Presentation Open Access
Bittremieux, Wout; Valkenborg, Dirk; Laukens, Kris
Optimized open modification spectral library searching using approximate nearest neighbor techniques
Generally, fewer than half of all spectra can be identified in a mass spectrometry proteomics experiment. Recent research has shown that a large proportion of the spectra that remain unassigned can be identified as peptides containing unexpected post-translational modifications (PTMs).
A common approach to identify arbitrary PTMs is to perform a so-called open modification search using a very wide precursor mass window to take potentially modified peptides into account. Unfortunately, by opening up the search space in such a fashion, an extremely high number of candidate peptide-spectrum matches has to be evaluated to obtain the identification for each spectrum, resulting in an excessive computation time.
We have implemented a spectral library search strategy using an approximate nearest neighbor technique to restrict the search space to take only the most similar candidate spectra irrespective of their precursor mass into account when identifying query spectra.
First, by using spectral libraries the search space is limited to peptides that have been observed previously. Despite this somewhat limited search space, performing an open modification search using a wide precursor mass window still causes each query spectrum to have to be compared to a (very) large number of candidate library spectra. Therefore, second, we use an approximate nearest neighbor indexing technique to quickly restrict the search space to include only the most similar candidate matches for each query spectrum.
Because traditional indexing techniques break down for very high-dimensional data due to the curse of dimensionality, these techniques are unsuitable to restrict the search space in our case. However, by making use of (computationally cheap) random projections the data space consisting of vector representations for each spectrum in the spectral library can be iteratively partitioned to form an indexing tree of subspaces that will each contain highly similar spectrum vectors. Therefore, instead of having to compare all of the query spectra to a multitude of irrelevant library spectra, only the most similar library spectra can be retrieved from the approximate nearest neighbor tree index in logarithmic time, after which a more advanced matching score can be computed to determine the optimal spectrum-spectrum matches.

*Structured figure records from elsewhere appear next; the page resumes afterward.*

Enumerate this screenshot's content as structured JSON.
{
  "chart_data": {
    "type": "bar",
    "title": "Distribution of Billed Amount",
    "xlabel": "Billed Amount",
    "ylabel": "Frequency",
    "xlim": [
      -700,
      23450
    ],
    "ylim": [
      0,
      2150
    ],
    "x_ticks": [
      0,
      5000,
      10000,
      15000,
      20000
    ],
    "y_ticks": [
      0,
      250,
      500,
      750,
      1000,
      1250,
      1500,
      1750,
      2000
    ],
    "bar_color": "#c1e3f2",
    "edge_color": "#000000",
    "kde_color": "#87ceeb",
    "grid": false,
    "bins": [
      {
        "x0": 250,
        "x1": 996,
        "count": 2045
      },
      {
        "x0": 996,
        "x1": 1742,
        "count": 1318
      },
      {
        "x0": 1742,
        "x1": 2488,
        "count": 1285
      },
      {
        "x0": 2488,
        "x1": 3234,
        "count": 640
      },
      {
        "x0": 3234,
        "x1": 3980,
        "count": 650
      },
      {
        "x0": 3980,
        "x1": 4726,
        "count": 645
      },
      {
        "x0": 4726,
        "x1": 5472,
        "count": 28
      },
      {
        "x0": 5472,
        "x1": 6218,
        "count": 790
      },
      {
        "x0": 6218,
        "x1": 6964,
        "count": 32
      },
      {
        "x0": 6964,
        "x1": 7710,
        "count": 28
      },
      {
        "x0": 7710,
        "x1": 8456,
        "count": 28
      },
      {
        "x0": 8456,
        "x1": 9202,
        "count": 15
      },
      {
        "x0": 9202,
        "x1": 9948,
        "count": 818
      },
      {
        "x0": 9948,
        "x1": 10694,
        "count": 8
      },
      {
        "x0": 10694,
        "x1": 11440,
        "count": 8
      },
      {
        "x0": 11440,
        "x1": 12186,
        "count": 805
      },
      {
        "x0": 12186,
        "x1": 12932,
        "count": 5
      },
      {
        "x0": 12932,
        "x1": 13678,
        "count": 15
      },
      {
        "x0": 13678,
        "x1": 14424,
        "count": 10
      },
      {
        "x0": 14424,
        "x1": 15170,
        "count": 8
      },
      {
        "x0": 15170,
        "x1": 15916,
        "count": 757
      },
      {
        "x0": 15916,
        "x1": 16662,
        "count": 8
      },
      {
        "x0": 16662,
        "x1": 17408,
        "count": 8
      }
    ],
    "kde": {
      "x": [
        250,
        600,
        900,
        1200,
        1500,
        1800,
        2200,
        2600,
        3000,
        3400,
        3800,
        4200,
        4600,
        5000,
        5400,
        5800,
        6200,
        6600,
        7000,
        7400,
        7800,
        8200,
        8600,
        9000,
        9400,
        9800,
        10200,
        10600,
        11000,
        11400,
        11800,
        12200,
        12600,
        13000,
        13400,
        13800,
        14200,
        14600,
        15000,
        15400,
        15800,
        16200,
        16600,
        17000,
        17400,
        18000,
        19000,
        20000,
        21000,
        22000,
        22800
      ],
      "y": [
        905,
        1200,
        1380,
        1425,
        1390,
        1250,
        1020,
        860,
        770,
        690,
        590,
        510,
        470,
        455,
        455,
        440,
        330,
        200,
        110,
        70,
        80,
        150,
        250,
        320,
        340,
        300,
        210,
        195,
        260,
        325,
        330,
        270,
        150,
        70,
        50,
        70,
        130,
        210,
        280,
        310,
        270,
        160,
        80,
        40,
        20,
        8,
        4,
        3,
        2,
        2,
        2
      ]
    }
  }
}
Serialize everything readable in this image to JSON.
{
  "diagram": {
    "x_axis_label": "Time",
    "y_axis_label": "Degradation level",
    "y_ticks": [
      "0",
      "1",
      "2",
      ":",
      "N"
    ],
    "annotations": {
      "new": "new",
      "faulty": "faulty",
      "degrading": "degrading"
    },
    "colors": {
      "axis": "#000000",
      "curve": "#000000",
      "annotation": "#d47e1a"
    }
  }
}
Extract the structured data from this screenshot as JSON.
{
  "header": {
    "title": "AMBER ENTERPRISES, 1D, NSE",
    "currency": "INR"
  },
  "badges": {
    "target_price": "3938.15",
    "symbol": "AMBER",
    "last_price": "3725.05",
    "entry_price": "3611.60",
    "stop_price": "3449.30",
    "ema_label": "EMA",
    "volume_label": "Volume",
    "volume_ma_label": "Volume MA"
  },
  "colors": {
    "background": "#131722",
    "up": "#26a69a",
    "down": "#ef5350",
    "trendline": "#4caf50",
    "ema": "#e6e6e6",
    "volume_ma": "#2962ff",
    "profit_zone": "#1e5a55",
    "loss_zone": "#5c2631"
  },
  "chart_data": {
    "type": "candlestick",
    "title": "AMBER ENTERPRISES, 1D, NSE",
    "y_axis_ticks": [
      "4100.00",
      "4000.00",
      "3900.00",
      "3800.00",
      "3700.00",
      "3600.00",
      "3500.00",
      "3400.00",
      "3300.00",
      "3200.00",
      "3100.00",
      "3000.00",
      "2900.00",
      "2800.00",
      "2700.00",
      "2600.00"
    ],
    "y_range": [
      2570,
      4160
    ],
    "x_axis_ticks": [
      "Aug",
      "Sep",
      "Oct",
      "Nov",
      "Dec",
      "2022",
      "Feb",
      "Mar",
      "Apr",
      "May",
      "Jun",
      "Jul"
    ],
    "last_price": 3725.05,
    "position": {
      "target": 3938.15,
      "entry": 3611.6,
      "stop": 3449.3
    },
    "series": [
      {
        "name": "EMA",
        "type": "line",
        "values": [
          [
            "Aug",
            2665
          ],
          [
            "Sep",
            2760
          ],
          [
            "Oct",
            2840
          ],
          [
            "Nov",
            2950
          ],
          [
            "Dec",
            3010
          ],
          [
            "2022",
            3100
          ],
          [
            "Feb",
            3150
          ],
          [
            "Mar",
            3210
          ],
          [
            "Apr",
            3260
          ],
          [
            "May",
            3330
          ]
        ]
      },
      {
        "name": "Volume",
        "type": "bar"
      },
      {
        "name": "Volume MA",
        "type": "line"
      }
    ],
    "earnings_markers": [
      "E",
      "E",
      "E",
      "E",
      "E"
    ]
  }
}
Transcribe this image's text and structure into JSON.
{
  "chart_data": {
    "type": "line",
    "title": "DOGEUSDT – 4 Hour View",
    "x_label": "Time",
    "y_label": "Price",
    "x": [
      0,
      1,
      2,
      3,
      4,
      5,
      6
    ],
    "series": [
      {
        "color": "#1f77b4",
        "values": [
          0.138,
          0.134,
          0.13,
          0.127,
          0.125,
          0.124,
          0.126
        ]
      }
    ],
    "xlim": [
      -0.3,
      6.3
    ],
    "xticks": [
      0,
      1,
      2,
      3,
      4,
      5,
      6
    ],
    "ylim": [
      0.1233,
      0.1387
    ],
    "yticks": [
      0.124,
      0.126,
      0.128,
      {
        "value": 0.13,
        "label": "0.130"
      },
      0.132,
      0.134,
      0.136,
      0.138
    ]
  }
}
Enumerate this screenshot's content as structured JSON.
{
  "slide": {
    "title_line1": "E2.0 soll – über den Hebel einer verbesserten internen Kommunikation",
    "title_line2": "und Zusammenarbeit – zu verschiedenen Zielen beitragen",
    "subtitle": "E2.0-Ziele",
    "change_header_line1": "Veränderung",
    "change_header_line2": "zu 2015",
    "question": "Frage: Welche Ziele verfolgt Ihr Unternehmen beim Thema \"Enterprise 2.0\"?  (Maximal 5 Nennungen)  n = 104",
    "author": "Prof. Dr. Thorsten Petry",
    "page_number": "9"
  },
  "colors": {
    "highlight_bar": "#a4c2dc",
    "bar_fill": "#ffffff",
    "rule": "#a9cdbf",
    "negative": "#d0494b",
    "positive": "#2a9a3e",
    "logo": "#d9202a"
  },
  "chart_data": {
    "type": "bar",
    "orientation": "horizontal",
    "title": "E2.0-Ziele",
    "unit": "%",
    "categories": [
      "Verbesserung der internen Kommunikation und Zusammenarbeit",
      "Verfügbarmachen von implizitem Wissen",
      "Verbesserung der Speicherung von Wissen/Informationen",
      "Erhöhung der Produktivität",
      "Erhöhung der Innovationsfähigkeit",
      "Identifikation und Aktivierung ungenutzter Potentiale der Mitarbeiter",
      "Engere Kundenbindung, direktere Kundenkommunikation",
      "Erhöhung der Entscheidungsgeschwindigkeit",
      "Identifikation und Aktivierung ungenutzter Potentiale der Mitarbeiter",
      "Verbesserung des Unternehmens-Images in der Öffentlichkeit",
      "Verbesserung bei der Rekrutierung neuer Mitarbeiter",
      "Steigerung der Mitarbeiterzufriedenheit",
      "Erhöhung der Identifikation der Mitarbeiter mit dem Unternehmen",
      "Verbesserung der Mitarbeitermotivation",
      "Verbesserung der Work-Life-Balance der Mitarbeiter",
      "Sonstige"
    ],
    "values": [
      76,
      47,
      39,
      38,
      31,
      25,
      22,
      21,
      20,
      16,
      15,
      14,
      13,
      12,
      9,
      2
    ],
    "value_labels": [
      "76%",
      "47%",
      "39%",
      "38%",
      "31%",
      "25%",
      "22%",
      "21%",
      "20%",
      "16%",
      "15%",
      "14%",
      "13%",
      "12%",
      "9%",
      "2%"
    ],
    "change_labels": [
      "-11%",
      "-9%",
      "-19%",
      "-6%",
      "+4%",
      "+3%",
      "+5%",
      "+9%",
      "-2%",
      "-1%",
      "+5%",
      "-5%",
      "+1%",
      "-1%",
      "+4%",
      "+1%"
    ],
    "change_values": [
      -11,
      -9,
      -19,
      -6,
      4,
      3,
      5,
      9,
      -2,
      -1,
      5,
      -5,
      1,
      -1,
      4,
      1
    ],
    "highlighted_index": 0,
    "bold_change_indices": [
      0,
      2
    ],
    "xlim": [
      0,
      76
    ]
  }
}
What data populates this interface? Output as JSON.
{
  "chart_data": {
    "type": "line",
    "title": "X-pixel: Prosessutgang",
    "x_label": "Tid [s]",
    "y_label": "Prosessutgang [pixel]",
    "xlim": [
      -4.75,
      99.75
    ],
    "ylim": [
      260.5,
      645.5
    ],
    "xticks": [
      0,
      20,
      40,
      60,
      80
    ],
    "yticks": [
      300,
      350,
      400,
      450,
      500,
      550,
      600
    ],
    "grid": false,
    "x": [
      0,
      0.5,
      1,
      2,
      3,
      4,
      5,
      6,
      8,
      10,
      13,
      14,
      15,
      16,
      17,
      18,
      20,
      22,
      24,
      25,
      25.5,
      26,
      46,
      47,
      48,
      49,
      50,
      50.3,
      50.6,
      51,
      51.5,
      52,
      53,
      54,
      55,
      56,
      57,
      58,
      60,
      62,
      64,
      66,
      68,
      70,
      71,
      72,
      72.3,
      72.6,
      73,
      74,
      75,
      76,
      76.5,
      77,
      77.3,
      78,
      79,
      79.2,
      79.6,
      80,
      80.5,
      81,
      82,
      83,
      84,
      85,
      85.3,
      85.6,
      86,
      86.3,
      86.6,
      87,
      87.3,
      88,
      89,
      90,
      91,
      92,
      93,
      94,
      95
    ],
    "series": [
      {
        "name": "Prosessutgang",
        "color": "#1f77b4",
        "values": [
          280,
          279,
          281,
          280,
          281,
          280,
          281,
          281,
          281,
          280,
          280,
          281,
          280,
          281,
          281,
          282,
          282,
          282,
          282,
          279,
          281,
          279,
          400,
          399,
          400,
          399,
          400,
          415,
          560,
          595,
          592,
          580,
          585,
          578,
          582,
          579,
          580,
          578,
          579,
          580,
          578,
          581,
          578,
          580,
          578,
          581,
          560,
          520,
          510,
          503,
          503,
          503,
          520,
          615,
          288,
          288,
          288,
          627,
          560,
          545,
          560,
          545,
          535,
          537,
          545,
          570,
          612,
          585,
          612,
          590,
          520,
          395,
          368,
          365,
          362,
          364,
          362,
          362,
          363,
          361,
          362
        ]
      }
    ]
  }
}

Furthermore, the non-deterministic effects of the random space partitioning can largely be obviated by constructing a ‘forest’ of multiple index trees and by searching multiple nodes in the index trees.
Another crucial advantage is that because the retrieval of candidate library spectra from the approximate nearest neighbor index need not take the spectra’s precursor mass into account, but instead the most similar spectra are directly retrieved irrespective of their precursor mass, this inherently supports open modification searching.
We will show how this approximate nearest neighboring indexing can drastically reduce the search space when identifying unknown spectra, resulting in significant speed-ups. This is especially beneficial when performing an open modification search, which enables us to identify a multitude of peptides with previously unconsidered PTMs at limited computational expense. Specifically, similar to existing open modification approaches we are able to achieve up to a 50 % increase in identifications corresponding to modified peptides, albeit at a significantly reduced computational expense. Furthermore, we will present details on how the achieved speed-up can be tuned at the expense of some accuracy.
Spectral library indexing independent of the precursor mass to extremely fast harness the full power of open modification searching.